Up to 35% of around 60 million epileptic patients are not under effective medical treatment due to the drug refractory[ngugi2010estimation], [kwan2000early], [assi2017towards]. Epileptic patient may suffer from severe comorbidities, injuries and anxiety due to sudden seizure onset[racine1972modification]. Hence, it is important to have an effective method of seizure prediction. EEG signals, commonly used for seizure prediction, can represent brain activity of epileptic patient[mirowski2009classification]. The recorded typical EEG signals of an epileptic patient can be divided into four states: Interictal (between seizures), Preictal (before seizure), Ictal (seizure) and Post-ictal (after seizure)[mormann2006seizure]. The preliminary goal of seizure prediction is to distinguish between interictal and preictal states. Most recently published seizure prediction methods are based on EEG or Intracortical EEG signals include two main steps. The first one is called feature extraction, which is used to extract features from the raw signals[shahnaz2015seizure]truong2018convolutional]. The second step consists of either classification based on the selected features, algorithms such as Rule-based decision[assi2017towards], Threshold Crossing[eftekhar2014ngram]

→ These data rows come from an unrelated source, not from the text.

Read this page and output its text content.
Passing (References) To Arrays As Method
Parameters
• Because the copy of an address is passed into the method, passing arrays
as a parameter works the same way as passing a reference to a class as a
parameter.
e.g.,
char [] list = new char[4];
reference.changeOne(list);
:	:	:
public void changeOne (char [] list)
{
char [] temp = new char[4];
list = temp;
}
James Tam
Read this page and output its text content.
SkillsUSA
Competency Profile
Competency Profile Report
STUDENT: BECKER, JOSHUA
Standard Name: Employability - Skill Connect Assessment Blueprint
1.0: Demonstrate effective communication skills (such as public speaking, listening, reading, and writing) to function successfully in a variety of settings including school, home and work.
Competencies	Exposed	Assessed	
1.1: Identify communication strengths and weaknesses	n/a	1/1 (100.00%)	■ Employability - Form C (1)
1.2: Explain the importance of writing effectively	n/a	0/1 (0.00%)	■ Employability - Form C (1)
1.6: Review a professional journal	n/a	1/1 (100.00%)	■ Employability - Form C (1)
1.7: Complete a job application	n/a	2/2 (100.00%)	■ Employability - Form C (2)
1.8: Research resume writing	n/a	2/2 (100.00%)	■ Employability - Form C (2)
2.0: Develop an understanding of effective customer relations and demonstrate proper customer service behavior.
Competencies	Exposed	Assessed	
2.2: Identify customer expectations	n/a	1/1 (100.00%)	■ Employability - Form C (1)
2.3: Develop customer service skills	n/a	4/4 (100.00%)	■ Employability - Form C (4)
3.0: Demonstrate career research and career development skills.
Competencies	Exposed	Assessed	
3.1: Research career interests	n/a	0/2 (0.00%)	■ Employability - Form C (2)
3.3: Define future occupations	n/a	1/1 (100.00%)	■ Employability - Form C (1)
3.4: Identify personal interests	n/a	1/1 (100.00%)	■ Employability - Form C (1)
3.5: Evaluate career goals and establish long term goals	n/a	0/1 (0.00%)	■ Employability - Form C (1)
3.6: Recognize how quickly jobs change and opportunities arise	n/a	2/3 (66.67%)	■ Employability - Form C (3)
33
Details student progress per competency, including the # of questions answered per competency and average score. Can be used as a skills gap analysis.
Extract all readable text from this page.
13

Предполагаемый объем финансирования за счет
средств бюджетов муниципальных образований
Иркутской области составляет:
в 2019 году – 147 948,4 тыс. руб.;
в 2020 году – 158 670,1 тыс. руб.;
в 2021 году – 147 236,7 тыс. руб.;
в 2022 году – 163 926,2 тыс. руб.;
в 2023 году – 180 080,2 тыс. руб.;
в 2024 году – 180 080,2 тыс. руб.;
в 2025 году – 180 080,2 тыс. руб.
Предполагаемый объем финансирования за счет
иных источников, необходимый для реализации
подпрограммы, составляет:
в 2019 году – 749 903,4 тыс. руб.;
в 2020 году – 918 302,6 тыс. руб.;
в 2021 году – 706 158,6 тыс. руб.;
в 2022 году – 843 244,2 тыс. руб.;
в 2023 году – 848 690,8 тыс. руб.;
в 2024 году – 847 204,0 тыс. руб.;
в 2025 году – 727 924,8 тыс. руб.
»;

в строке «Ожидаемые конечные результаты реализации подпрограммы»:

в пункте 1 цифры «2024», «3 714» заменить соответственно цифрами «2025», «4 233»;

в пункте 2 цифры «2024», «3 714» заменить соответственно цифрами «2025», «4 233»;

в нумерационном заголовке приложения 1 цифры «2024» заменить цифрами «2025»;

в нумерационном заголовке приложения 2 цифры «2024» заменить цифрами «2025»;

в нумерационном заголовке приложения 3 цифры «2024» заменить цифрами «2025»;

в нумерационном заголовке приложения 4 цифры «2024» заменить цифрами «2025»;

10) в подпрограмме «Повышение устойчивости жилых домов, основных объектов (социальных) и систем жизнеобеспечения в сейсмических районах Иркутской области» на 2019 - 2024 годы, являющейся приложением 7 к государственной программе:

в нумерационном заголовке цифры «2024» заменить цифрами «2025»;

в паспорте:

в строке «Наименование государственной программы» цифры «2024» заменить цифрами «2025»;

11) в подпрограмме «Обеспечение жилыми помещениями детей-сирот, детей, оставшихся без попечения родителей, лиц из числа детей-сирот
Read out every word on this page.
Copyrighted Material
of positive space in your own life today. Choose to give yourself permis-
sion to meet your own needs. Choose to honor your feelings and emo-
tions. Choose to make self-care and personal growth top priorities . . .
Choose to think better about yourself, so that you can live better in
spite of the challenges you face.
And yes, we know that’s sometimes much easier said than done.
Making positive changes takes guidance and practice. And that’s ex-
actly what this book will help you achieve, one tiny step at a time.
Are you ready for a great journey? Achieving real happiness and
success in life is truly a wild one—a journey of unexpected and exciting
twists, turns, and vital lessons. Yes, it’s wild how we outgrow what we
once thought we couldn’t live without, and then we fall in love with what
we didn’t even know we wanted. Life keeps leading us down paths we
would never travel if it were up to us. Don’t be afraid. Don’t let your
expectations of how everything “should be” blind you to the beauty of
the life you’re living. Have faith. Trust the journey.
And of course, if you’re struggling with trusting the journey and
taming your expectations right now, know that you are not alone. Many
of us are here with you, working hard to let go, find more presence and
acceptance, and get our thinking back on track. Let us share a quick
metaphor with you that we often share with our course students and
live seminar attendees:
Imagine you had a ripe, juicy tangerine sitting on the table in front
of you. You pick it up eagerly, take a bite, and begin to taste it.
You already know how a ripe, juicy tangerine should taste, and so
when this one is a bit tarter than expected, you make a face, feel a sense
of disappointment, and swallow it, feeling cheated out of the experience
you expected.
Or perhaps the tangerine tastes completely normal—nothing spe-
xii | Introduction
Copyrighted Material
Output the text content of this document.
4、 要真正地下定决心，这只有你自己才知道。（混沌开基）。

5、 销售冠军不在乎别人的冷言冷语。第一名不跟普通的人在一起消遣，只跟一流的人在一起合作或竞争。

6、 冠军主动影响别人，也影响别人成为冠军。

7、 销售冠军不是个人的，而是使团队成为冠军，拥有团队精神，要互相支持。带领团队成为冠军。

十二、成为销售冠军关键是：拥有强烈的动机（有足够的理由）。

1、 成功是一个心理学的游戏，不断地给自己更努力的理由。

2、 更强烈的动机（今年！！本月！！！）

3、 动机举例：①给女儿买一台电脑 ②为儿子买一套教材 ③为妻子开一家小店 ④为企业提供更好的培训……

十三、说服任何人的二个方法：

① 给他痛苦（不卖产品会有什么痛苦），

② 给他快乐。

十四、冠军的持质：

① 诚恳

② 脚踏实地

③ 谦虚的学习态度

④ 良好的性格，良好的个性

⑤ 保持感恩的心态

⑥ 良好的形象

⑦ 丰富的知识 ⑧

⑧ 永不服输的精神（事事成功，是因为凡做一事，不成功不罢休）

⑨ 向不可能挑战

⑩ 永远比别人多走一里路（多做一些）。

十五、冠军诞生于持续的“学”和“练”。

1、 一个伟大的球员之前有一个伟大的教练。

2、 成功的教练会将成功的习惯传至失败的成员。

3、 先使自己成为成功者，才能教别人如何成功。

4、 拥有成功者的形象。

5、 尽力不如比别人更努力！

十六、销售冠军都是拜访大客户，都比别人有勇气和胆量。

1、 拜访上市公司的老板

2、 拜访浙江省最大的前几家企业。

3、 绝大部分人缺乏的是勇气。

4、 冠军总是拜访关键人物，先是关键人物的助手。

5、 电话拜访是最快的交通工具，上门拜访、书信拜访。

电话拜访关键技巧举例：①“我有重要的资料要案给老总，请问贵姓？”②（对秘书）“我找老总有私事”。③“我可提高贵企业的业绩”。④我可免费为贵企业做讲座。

and Support Vector Machine (SVM)[sharif2017prediction].
Recently, deep learning algorithms have been used for EEG signals analysis, where the most representative algorithm is Convolutional neural network (CNN). Truong et al. used STFT and CNN with 2D convolution to process both EEG and IcEEG signals[truong2018convolutional]. Eberlein et al. processed raw EEG signals time domain with a deep CNN to predict seizure onset[eberlein2018convolutional]. Truong et al. used Integer CNN and binary weights CNN for seizure detection, where state-of-the-art results were achieved[truong2018integer]. Hossain et al. used 1D and 2D mixed convolution for seizure detection and got good results[hossain2019applying].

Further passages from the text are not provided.